From the very beginning, The Coral Project’s Talk platform has been open source. Now we’re part of Vox Media, we’re committed to keeping Talk open source. As the Head of the Project, I wanted to share a little about what this means, and how it improves our work for everyone.
What is Open Source?
Open source means that we publish the source code of Talk, so you can see every line of code, and it’s also available to download, run, and modify on your site. If you choose to run Talk yourself using the open source code, you can do this without asking for our permission, and we don’t have any access to your community or technology. Our code is published with a license called Apache 2.0. Read a summary of what this means on TLDRLegal.

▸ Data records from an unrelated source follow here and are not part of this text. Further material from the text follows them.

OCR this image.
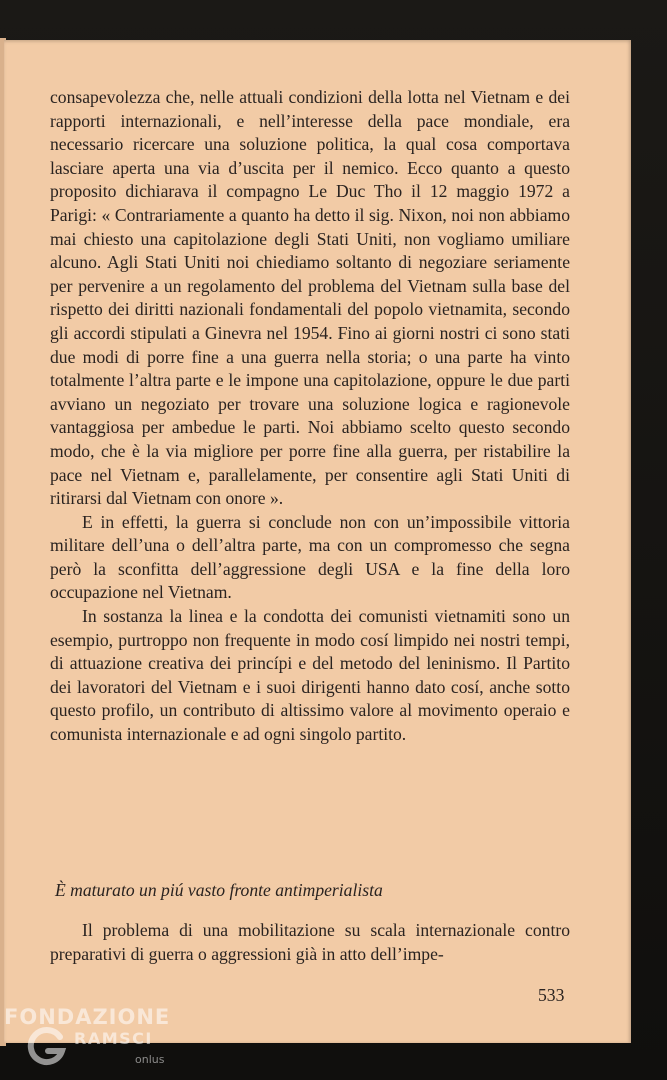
consapevolezza che, nelle attuali condizioni della lotta nel Vietnam e dei rapporti internazionali, e nell’interesse della pace mondiale, era necessario ricercare una soluzione politica, la qual cosa comportava lasciare aperta una via d’uscita per il nemico. Ecco quanto a questo proposito dichiarava il compagno Le Duc Tho il 12 maggio 1972 a Parigi: « Contrariamente a quanto ha detto il sig. Nixon, noi non abbiamo mai chiesto una capitolazione degli Stati Uniti, non vogliamo umiliare alcuno. Agli Stati Uniti noi chiediamo soltanto di negoziare seriamente per pervenire a un regolamento del problema del Vietnam sulla base del rispetto dei diritti nazionali fondamentali del popolo vietnamita, secondo gli accordi stipulati a Ginevra nel 1954. Fino ai giorni nostri ci sono stati due modi di porre fine a una guerra nella storia; o una parte ha vinto totalmente l’altra parte e le impone una capitolazione, oppure le due parti avviano un negoziato per trovare una soluzione logica e ragionevole vantaggiosa per ambedue le parti. Noi abbiamo scelto questo secondo modo, che è la via migliore per porre fine alla guerra, per ristabilire la pace nel Vietnam e, parallelamente, per consentire agli Stati Uniti di ritirarsi dal Vietnam con onore ».

E in effetti, la guerra si conclude non con un’impossibile vittoria militare dell’una o dell’altra parte, ma con un compromesso che segna però la sconfitta dell’aggressione degli USA e la fine della loro occupazione nel Vietnam.

In sostanza la linea e la condotta dei comunisti vietnamiti sono un esempio, purtroppo non frequente in modo cosí limpido nei nostri tempi, di attuazione creativa dei princípi e del metodo del leninismo. Il Partito dei lavoratori del Vietnam e i suoi dirigenti hanno dato cosí, anche sotto questo profilo, un contributo di altissimo valore al movimento operaio e comunista internazionale e ad ogni singolo partito.

È maturato un piú vasto fronte antimperialista

Il problema di una mobilitazione su scala internazionale contro preparativi di guerra o aggressioni già in atto dell’impe-

533
FONDAZIONE
RAMSCI
onlus
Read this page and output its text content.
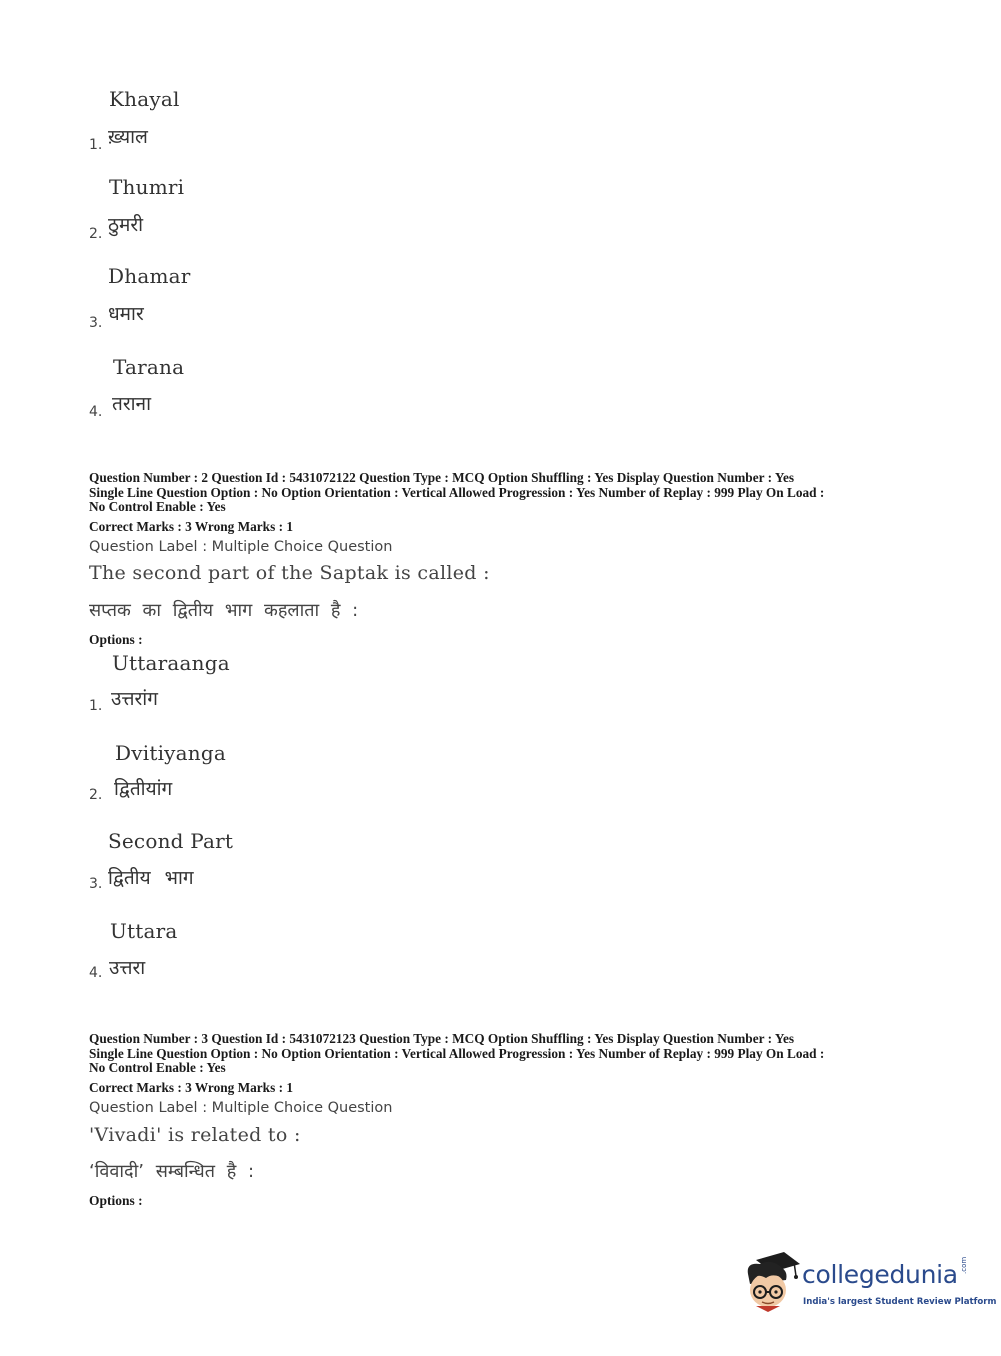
Khayal
1. ख़्याल
Thumri
2. ठुमरी
Dhamar
3. धमार
Tarana
4. तराना
Question Number : 2 Question Id : 5431072122 Question Type : MCQ Option Shuffling : Yes Display Question Number : Yes
Single Line Question Option : No Option Orientation : Vertical Allowed Progression : Yes Number of Replay : 999 Play On Load :
No Control Enable : Yes
Correct Marks : 3 Wrong Marks : 1
Question Label : Multiple Choice Question
The second part of the Saptak is called :
सप्तक का द्वितीय भाग कहलाता है :
Options :
Uttaraanga
1. उत्तरांग
Dvitiyanga
2. द्वितीयांग
Second Part
3. द्वितीय भाग
Uttara
4. उत्तरा
Question Number : 3 Question Id : 5431072123 Question Type : MCQ Option Shuffling : Yes Display Question Number : Yes
Single Line Question Option : No Option Orientation : Vertical Allowed Progression : Yes Number of Replay : 999 Play On Load :
No Control Enable : Yes
Correct Marks : 3 Wrong Marks : 1
Question Label : Multiple Choice Question
'Vivadi' is related to :
‘विवादी’ सम्बन्धित है :
Options :
collegedunia .com
India's largest Student Review Platform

While the code is openly available, this doesn’t mean that running Talk is cost-free — you still need to pay for the time and costs of integrating with your systems (we can help you with that), pay for your own server, and then pay for tools and time to manage your own database, run your own upgrades and fixes, create your own monitoring tools, build and maintain your own 24/7 support systems, and so on. (Or you can ask us to do all of that for you.)
Why Open Source?
We’ve been committed to open source since the founding of The Coral Project. We benefit in many ways from this. Primarily, it means that community is at the core of our work, not just in what our platform does, but also in how it’s built.
Being open source makes our platform highly flexible. If there’s a feature that you want, and it’s not on our team’s roadmap, you can clone our code and add that feature yourself, working on your own or in collaboration with other members of our community. You can also submit that change back to us, to review and maybe include in the next version of Talk.
We always credit our amazing community on GitHub for every feature they add, and it’s a great way to improve coding skills — instead of doing a theoretical exercise, you can help make online communities safer and better as you learn.
More than 80 people outside of our team have already contributed code, and we maintain a list of fixes and new features you can help us with building. The more, the merrier! Being part of something bigger is a great way to raise developer morale on any team.
Because of the breadth of the community, open source software teams can move quicker, use more cutting-edge technology, and be more flexible in responding to the needs of users. Open source tools are often more secure thanks to the eagle eyes of everyone who can see the code.
We also make it easy for anyone to build their own extensions (currently in the form of ‘plugins’), so that you can build add-on features and integrate your own systems without needing to change the main code. This means newsrooms can adapt and use Talk for their own particular needs, without having to compromise on features. The Washington Post, for example, built their own moderation bot to plug into Talk.
Being open source makes Talk more accessible to newsrooms who have the skills to run the same platform as some of the world’s biggest publishers, but don’t have the resources to have us run it for them. It also increases our global reach — thanks to our being open source, Talk now includes translations into several languages including Danish, Finnish, Montenegrin, and Chinese.
And being open source makes our code better. Knowing that others might build on it encourages us to thoughtfully include comments in our code, improve our error messaging, and to write detailed documentation on how the code works.
By making Talk open source, we are demonstrating transparency and trust at a time when community platforms are mostly closed off, with their code walled away from view. So much of the software we all use is built on open source tools, developed by passionate communities working alongside professional teams, and we’re proud that we get to give back to the developer community with our own contribution.
We feel confident that making Talk open source helps us to create the best community platform out there — one with community at the core of its creation. We hope you’ll join us in improving it as we grow. Because journalism needs everyone.